Par Christine ALFARGE

 

Je suis heureuse de vous présenter un des très rares exemplaires du franc Graziani 1943 aluminium, que je garde précieusement afin d’honorer la mémoire des combattants à travers cette monnaie emblématique de la France Libre constituée des Français (officiers, soldats ou simples citoyens) courageux et volontaires à la suite de l’Appel du 18 juin 1940 du Général de Gaulle, afin de poursuivre le combat contre l’ennemi aux côtés des alliés britanniques, jusqu’en Afrique du nord.

On peut y distinguer l’inscription REPUBLIQUE FRANCAISE sur une face avec un buste drapé de la République aux cheveux courts à gauche coiffé d’un bonnet phrygien orné d’une cocarde tricolore, sous une couronne composite de blé, chêne et olivier nouée par un ruban ; sous le ruban on peut y lire MORLON. Sur l’autre face, figure l’inscription LIBERTE - EGALITE / FRATERNITE et 1 / FRANC, en deux lignes au-dessus du millésime encadré de deux cornes d’abondance symétriquement opposées. Cette monnaie frappée à quatre mille quatre cents exemplaires a été gravée et fabriquée en Algérie française. Les allemands ayant détruit le convoi lors de leur acheminement ces derniers n’ont jamais été mis en circulation. Au paravent pour inaugurer l’événement, quelques pièces avaient été distribuées symboliquement à certains hauts fonctionnaires de l’état français, ce qui explique l’existence et la rareté de cette pièce d’un Franc 1943 en aluminium de 1,3 g.




« Les forces armées ralliées à la France libre, appelées Forces Françaises Libres (FFL) participeront à de nombreux combats en Afrique. Lors du débarquement allié en Afrique du nord, quatre cents volontaires civils arrêteront Juin et Darlan et, par le putsch du 8 novembre 1942, neutraliseront pendant quinze heures le 19e corps d’Armée du gouvernement de Vichy, permettant ainsi aux Alliés de débarquer et d’encercler Alger, sans opposition avant la capitulation le soir même de cette ville. »

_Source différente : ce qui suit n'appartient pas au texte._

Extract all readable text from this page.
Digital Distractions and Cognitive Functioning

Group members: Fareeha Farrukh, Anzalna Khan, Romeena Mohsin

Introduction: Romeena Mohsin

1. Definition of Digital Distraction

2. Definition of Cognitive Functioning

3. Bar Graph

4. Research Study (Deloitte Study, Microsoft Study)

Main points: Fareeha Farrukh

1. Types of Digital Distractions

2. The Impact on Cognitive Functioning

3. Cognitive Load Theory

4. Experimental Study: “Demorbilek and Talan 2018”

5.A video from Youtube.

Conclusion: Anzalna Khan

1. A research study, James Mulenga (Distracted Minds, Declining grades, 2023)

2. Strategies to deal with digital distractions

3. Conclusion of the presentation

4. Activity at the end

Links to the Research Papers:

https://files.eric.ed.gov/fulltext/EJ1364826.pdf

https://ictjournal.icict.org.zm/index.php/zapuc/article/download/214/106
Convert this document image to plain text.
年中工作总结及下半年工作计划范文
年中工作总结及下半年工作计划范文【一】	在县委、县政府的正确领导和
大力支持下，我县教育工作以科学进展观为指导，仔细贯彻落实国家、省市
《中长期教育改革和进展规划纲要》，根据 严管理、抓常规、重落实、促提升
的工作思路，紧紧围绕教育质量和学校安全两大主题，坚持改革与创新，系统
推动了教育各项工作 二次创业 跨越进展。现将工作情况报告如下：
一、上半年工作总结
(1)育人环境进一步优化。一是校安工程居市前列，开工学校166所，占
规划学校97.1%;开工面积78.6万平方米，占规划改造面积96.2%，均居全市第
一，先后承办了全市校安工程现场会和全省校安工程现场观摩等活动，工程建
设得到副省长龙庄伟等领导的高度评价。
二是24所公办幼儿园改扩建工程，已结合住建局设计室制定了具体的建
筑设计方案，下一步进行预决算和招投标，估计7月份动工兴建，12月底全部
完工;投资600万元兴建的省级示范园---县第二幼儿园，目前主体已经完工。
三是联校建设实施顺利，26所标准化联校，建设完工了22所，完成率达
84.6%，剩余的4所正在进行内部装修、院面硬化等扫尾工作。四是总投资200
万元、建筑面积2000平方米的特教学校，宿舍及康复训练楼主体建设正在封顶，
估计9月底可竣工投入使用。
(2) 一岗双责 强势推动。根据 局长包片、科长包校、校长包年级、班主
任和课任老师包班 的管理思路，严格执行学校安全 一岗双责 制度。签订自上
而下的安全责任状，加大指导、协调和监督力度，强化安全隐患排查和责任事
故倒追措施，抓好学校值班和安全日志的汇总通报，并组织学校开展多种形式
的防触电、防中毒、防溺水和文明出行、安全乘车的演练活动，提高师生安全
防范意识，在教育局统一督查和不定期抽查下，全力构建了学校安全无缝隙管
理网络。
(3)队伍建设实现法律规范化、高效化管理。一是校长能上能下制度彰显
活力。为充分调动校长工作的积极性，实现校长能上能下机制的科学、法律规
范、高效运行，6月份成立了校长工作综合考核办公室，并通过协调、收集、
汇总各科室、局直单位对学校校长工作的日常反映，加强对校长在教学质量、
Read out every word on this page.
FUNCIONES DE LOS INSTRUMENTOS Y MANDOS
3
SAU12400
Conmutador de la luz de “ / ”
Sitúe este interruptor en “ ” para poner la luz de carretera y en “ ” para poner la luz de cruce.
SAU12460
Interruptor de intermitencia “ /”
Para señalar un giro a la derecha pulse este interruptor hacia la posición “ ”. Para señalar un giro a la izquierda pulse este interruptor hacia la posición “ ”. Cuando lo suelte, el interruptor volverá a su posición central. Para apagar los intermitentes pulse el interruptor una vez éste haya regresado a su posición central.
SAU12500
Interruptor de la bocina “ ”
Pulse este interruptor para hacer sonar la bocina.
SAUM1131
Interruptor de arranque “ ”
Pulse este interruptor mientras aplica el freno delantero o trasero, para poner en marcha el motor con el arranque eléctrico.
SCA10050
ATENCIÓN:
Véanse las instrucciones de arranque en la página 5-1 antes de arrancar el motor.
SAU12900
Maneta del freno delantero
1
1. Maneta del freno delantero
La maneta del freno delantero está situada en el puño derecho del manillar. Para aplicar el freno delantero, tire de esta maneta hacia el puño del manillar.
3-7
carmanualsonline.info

En 1943, c’est la combinaison de trois éléments qui aboutira à la conquête du pouvoir algérois par les hommes à la Croix de Lorraine et donnera son importance à cette période que ce soit pour la libération de la France ou la personnalité de Charles de Gaulle qui se dessine. On assistera à l’unification de la résistance intérieure sous le drapeau gaulliste et la dégradation du mythe vichyste lors du débarquement allié en Afrique du nord, sous la pression toujours plus forte des américains vis-à-vis de l’homme de Londres.



«…La résistance, qui est au cœur de la mystique gaulliste… », écrivait Winston Churchill.

Le 12 février 1943, Jean Moulin qui pendant de longs mois avait pris la tête au nom du Général de Gaulle de l’ensemble des organisations de résistance, revint en Angleterre, en même temps que le général Delestraint, chef de l’Armée secrète. Ils auront tous les deux de nombreux contacts avec les responsables du Comité national français et les chefs militaires britanniques, notamment le 21 février avec le chef de l’état-major impérial britannique, le général Alan Brooke. Le même jour, le Général de Gaulle remettra la décoration de l’ordre de la Libération à Jean Moulin et le nommera « commissaire en mission » (membre du Comité national), il lui confiera ce qui sera sa dernière mission avec pour contenu des instructions essentielles dans la mesure où elles réunissaient l’insurrection interne (réunifiée le 11 novembre 1942) et l’organisation extérieure de juin 1940 sur un sol étranger. En voici quelques lignes :

« Jean Moulin devient le seul représentant permanent du général de Gaulle et du Comité national pour l’ensemble du territoire métropolitain. Il doit être créé, dans les plus courts délais possibles, un Conseil de la Résistance unique pour l’ensemble du territoire métropolitain et présidé par Jean Moulin. Ce conseil de la Résistance assurera la représentation des groupements de résistance, des formations politiques résistantes et des syndicats ouvriers résistants. Le rassemblement doit s’effectuer sur la base des principes suivants :

contre les Allemands, leurs alliés et leurs complices, par tous les moyens et particulièrement les armes à la main ;

contre toutes les dictatures et notamment celle de Vichy, quel que soit le visage dont elle se pare ;

avec de Gaulle, dans le combat qu’il mène pour libérer le territoire et redonner la parole aux Français.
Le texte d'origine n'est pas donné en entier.